Exercise Examples by Phase
Phase I
Stationary cycling (gentle ROM, circulation)
Active knee extension (painless, full extension focus)
Bodyweight squats (quad + hip control)
Single-leg balance (proprioception)
Also: quad sets; closed-chain hip/pelvic control drills
Phase II
Single-leg squat
Forward/side step-ups
Lunges on BOSU (dynamic stability)
BOSU squats (control through range)
Bridge variations (hip & trunk stability)
Phase III
Split squats with dumbbells
Leg press progression
Hopping/landing drills
Agility and change-of-direction
Stairs/hurdle patterns
Phase IV
Integrate a prevention program (e.g., FIFA 11+ / 11+ Kids) to lower re-injury risk
Return to Sport (RTS): Time & Criteria
RTS must be criteria-based, not calendar-based. Typical timelines:
Pathway | Minimum timeframe | Notes |
Conservative care | 3–6 months²² | Progress only if criteria met |
Post-reconstruction | ≥9 months²³ | Young athletes have high re-injury risk in year 1²³ |
Additional guidance:
Consider delaying pivoting sports to ≥12 months post-op⁴.
Train the uninjured limb during rehab (contralateral risk)²⁴.
Maintain prevention programs after RTS.
Special Pediatric Considerations⁴

Avoid boredom → use game-based, varied sessions.
Be cautious interpreting tests: single-leg hop and isokinetics have higher measurement error in younger kids²⁵.
Prioritize movement quality over numeric symmetry in young children.
If you lack experience with movement-quality testing, refer to a specialist.
Adult RTS criteria may not fit pre-pubertal athletes — use clinical judgment.

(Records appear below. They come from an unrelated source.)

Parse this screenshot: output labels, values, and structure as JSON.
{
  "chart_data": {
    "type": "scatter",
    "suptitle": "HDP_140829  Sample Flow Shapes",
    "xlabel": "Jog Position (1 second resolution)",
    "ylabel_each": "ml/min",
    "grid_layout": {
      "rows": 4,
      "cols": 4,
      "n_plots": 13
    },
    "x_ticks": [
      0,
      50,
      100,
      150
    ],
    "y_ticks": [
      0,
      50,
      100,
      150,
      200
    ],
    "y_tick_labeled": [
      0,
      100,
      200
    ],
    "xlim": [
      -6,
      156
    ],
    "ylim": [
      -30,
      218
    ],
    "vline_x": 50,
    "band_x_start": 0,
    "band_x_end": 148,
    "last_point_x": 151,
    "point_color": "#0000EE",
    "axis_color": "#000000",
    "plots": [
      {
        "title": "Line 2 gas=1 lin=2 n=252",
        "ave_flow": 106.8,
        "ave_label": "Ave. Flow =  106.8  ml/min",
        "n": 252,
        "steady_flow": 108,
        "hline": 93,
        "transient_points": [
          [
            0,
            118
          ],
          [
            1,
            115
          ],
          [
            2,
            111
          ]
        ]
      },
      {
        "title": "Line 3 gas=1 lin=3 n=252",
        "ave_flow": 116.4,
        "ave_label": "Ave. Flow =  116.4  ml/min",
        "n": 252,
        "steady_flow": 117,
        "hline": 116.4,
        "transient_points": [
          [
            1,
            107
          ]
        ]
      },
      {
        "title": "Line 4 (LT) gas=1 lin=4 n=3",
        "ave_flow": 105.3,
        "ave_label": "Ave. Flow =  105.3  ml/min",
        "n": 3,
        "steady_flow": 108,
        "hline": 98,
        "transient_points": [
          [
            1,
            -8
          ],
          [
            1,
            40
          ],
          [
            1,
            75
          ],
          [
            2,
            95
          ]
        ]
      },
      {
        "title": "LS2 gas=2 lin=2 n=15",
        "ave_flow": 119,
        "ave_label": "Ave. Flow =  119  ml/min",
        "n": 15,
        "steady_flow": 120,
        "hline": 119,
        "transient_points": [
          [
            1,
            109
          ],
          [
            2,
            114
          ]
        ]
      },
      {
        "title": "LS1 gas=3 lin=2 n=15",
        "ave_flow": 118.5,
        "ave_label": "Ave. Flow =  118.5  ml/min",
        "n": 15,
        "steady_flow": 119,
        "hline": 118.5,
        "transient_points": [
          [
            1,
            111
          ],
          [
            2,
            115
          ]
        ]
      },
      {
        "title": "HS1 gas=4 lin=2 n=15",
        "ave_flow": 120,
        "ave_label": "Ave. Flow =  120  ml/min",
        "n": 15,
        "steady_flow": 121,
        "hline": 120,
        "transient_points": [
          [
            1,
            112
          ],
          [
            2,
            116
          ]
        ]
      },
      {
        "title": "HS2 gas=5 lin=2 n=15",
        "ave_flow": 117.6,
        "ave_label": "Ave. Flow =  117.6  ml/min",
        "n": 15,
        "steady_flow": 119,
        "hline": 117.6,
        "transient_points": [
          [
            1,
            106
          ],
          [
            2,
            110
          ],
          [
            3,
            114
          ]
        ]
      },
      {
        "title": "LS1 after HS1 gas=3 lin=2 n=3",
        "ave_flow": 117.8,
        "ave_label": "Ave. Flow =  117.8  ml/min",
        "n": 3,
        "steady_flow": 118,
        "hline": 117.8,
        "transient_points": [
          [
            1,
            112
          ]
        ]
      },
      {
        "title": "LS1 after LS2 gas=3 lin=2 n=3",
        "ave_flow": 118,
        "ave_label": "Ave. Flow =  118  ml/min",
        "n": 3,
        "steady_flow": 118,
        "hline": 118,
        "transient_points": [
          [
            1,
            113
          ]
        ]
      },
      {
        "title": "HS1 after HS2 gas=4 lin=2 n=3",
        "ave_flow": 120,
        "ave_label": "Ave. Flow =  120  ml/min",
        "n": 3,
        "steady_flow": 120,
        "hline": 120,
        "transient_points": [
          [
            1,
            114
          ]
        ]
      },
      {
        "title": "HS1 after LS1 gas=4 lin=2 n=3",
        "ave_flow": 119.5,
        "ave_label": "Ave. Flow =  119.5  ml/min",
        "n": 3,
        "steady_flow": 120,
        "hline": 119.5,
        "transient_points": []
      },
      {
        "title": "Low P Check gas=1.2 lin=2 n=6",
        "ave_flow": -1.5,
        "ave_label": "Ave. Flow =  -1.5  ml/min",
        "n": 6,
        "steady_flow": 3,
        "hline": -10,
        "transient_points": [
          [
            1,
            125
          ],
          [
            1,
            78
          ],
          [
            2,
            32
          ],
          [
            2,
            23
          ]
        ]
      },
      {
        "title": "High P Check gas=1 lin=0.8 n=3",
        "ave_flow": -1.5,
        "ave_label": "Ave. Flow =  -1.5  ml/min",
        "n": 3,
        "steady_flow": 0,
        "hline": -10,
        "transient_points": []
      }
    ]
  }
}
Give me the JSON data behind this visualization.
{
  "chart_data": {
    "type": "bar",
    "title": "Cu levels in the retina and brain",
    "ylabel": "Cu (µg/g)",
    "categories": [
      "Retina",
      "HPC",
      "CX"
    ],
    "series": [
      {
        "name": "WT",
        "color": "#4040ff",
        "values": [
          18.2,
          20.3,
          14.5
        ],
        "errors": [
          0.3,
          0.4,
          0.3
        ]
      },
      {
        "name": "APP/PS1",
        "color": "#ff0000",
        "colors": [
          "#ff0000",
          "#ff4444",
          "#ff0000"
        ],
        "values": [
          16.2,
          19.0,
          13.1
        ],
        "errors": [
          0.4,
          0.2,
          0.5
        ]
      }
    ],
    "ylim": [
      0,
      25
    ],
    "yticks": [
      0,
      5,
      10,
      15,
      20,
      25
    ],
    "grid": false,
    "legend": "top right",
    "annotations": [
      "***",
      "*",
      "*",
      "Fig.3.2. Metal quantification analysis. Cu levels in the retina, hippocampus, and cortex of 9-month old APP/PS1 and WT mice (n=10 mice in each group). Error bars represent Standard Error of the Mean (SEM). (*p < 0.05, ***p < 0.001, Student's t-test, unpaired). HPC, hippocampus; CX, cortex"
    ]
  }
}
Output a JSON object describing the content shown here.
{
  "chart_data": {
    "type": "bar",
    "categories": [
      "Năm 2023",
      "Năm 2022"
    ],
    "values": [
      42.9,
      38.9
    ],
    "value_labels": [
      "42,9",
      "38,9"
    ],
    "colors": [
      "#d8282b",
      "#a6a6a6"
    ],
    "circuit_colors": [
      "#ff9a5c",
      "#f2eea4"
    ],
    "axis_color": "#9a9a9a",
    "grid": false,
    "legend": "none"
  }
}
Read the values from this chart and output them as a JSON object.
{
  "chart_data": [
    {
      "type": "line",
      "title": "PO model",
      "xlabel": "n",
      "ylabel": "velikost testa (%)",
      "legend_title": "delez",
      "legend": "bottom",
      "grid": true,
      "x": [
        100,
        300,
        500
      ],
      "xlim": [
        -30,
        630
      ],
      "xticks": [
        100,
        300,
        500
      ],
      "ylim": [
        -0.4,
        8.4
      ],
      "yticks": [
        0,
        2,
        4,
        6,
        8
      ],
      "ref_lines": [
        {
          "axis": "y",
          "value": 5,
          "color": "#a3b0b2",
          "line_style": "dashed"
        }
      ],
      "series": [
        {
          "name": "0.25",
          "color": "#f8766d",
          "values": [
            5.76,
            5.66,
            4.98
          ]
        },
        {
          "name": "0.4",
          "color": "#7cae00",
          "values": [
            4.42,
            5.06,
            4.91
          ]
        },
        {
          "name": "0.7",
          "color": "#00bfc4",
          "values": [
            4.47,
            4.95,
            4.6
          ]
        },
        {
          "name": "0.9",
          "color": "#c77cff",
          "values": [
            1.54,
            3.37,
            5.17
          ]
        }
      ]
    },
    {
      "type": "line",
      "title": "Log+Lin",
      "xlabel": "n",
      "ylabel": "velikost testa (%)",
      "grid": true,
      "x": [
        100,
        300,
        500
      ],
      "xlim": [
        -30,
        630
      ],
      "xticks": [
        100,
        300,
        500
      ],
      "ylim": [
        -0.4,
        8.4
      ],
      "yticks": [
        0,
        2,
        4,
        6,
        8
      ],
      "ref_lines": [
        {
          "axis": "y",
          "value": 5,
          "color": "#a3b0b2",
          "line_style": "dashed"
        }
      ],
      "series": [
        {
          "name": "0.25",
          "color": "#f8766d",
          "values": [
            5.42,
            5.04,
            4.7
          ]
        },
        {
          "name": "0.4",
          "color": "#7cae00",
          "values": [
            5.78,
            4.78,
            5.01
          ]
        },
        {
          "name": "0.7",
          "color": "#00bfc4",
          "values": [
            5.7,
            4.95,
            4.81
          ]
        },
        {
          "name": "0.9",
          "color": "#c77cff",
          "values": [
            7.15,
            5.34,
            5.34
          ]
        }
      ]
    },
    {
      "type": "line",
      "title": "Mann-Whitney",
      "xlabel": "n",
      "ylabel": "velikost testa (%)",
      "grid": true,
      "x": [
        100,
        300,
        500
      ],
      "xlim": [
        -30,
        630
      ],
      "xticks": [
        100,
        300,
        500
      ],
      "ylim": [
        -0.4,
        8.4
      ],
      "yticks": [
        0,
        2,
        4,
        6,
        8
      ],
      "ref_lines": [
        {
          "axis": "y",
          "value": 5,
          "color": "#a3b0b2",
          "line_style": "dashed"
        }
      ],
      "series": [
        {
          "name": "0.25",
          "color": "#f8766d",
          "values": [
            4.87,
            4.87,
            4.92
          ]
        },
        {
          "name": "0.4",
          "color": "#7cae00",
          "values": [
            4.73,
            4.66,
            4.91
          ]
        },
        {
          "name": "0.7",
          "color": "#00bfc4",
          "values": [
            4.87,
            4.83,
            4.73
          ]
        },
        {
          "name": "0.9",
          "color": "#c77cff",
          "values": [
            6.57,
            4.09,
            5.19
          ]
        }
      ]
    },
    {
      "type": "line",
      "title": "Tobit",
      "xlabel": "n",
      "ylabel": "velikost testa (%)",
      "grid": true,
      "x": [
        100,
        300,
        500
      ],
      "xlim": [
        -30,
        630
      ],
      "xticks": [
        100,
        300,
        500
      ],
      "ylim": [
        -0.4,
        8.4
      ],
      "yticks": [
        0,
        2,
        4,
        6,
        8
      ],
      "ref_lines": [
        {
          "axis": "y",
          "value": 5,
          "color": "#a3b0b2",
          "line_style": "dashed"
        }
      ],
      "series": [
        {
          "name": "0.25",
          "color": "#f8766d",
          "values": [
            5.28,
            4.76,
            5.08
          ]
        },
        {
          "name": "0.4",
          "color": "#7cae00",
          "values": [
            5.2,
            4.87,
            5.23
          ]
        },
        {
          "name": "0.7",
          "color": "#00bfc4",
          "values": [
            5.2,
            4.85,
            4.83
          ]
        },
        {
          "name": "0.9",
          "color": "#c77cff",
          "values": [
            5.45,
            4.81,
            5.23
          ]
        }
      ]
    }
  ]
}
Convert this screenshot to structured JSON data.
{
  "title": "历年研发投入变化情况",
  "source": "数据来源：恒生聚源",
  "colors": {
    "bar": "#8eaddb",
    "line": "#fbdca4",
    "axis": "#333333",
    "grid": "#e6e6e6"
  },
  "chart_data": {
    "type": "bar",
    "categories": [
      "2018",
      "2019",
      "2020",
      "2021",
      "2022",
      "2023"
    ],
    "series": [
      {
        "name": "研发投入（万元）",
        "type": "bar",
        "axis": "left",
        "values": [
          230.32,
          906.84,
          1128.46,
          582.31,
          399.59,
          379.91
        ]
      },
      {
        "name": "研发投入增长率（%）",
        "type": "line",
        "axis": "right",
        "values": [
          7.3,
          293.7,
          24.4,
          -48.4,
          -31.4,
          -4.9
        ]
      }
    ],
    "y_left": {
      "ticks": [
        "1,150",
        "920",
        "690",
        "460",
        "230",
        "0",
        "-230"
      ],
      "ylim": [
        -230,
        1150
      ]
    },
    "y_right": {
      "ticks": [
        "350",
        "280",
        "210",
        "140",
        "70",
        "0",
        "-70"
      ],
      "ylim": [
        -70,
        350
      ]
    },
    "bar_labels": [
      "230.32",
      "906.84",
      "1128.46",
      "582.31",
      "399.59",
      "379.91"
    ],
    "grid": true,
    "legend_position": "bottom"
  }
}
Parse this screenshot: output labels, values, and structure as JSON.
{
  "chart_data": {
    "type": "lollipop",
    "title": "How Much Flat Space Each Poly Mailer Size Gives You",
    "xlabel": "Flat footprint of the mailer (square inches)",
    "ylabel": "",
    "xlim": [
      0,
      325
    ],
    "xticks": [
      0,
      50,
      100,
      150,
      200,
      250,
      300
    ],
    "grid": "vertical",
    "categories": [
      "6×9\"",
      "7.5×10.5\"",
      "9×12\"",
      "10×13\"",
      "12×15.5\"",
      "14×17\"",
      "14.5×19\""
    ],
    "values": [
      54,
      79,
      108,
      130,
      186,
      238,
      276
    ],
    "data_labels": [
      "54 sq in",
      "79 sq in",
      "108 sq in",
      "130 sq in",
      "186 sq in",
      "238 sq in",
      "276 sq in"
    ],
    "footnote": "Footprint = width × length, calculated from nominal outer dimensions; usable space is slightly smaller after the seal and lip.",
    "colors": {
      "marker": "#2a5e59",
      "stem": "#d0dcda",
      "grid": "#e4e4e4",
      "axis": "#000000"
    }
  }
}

Outcome Measures (Child-friendly)
Child Health Questionnaire
PedsQL
Pediatric PROMIS
Pedi-IKDC
KOOS-Child
Pediatric Functional Activity Brief Scale
Ethics: Acting in the Child’s Best Interest
What is the clinician’s duty of care?⁴ Decisions are complex and evidence is limited. There is no universal ethical rulebook, but every child has a right to injury prevention and safe sport⁴.
Practice shared decision-making (clinician + child + guardians).
Communicate risks/benefits in age-appropriate language; obtain assent.
Prioritize the integrity of the knee and long-term health.
Base recommendations on best available evidence and clear, realistic expectations.